Pero siempre escribí

miércoles, 17 de febrero de 2016

Sexo

Hablemos de sexo
Uf, soy mujer, pequeña y acabo de usar la palabra sexo en una oración, ahora se va a terminar el mundo ¿No?
No, mentira. No se termina el mundo, es más, no pasa nada.
Entonces, ¿Por qué no hablamos de sexo como hablamos de amor, de familia, de amistad y del resto de las cosas que forman parte de nuestras vidas?
Hablemos de esto, porque los tabúes son peligrosos – aparte de ridículos- .
Llevan al miedo, a la exageración, a la culpa, a juzgar gente por algo tan trivial como su decisión sexual.
Desde cuando hasta con quien, todo es juzgado y lo peor, según el lugar la gente y sobretodo el género, se juzga distinto.
Que una mujer diga que se levantó a alguien y se acostaron, garcharon, o como sea que le quieran decir (siempre para evitar decir la palabra sexo, como si fuera algo vergonzoso) la convierte en una chica fácil, una trolita, una mina más.
Nos dicen que el hombre nos arrebata la virginidad.
¿Y qué es eso exactamente?
La virginidad es una construcción social que indica que al tener relaciones sexuales perdemos algo, dejamos de ser puras, de ser vírgenes. 
En el mundo heterosexual perder la virginidad consiste en una penetración.
Es lo que nos enseñan desde chicos, ese es el sexo “real”
¿Y que pasa con la gente no heterosexual entonces?
¿Somos incapaces de perder la virginidad?
Todo lo que no sea una penetración
¿No califica como sexo? ¿Aunque sea lo único que voy a hacer en mi vida, sigo sin estar teniendo sexo? ¿O tengo sexo pero no pierdo mi virginidad?
Tal vez la definición de la sociedad de “sexo real” es incompleta.

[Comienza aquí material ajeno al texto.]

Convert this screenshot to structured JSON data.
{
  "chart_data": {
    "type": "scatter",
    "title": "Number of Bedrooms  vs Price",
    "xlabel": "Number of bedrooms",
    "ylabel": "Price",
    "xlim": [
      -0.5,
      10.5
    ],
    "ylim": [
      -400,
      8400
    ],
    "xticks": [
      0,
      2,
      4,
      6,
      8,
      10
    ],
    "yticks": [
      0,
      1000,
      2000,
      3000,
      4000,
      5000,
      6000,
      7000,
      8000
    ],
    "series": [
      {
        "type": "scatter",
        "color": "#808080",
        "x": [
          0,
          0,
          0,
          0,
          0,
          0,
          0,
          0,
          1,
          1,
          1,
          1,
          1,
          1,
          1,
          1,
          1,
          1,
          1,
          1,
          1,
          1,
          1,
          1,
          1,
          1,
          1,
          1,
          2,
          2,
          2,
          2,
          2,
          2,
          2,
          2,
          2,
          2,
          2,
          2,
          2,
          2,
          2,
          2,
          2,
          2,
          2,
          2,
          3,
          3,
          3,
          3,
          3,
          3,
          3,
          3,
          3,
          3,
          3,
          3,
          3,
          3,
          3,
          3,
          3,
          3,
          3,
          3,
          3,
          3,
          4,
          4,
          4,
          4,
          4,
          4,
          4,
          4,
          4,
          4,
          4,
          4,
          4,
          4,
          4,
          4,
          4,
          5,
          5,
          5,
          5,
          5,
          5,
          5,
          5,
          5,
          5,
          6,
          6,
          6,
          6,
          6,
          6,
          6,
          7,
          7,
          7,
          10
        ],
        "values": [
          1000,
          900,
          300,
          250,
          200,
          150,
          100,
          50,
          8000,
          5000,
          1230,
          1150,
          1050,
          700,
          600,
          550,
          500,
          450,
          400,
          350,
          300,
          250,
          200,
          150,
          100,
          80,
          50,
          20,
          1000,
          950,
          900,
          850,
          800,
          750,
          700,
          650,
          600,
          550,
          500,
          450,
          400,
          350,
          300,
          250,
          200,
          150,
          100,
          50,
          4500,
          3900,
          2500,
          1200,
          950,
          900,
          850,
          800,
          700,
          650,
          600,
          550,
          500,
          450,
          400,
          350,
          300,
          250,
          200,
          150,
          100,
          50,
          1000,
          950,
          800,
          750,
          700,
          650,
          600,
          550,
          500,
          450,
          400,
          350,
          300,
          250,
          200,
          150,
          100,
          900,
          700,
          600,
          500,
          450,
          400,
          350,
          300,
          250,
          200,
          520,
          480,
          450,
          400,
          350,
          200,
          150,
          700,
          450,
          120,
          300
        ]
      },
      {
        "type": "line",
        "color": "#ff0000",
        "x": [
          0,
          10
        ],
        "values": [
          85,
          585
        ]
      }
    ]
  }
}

El hecho de que una mujer -sin importar edad lugar de origen o clase social – tenga la audacia de no sólo querer tener sexo, si no de tenerlo y encima contarlo es algo inaudito y mal visto.
Mientras que un hombre está no solo en todo su derecho sino que también tiene la obligación de querer tenerlo; y al conseguirlo se transforma en una clase de Dios.
Y se lo avergüenza solo por tener actitudes “no masculinas” como por ejemplo tal vez querer tener sexo con un hombre, o peor aún ¡No querer tenerlo!
Basta.
Es solamente sexo.
Tenerlo o no
Con quien decidís tenerlo
Si sos hombre o mujer
No te hace bueno ni malo
Ni un Dios ni una trolita
No dice nada de vos, de tu personalidad o de nada
Dejemos a todos en paz, seamos felices haciendo lo que queremos, y abramos todos la cabeza así nos crece un poquito el corazón, dicen que es así ¿No?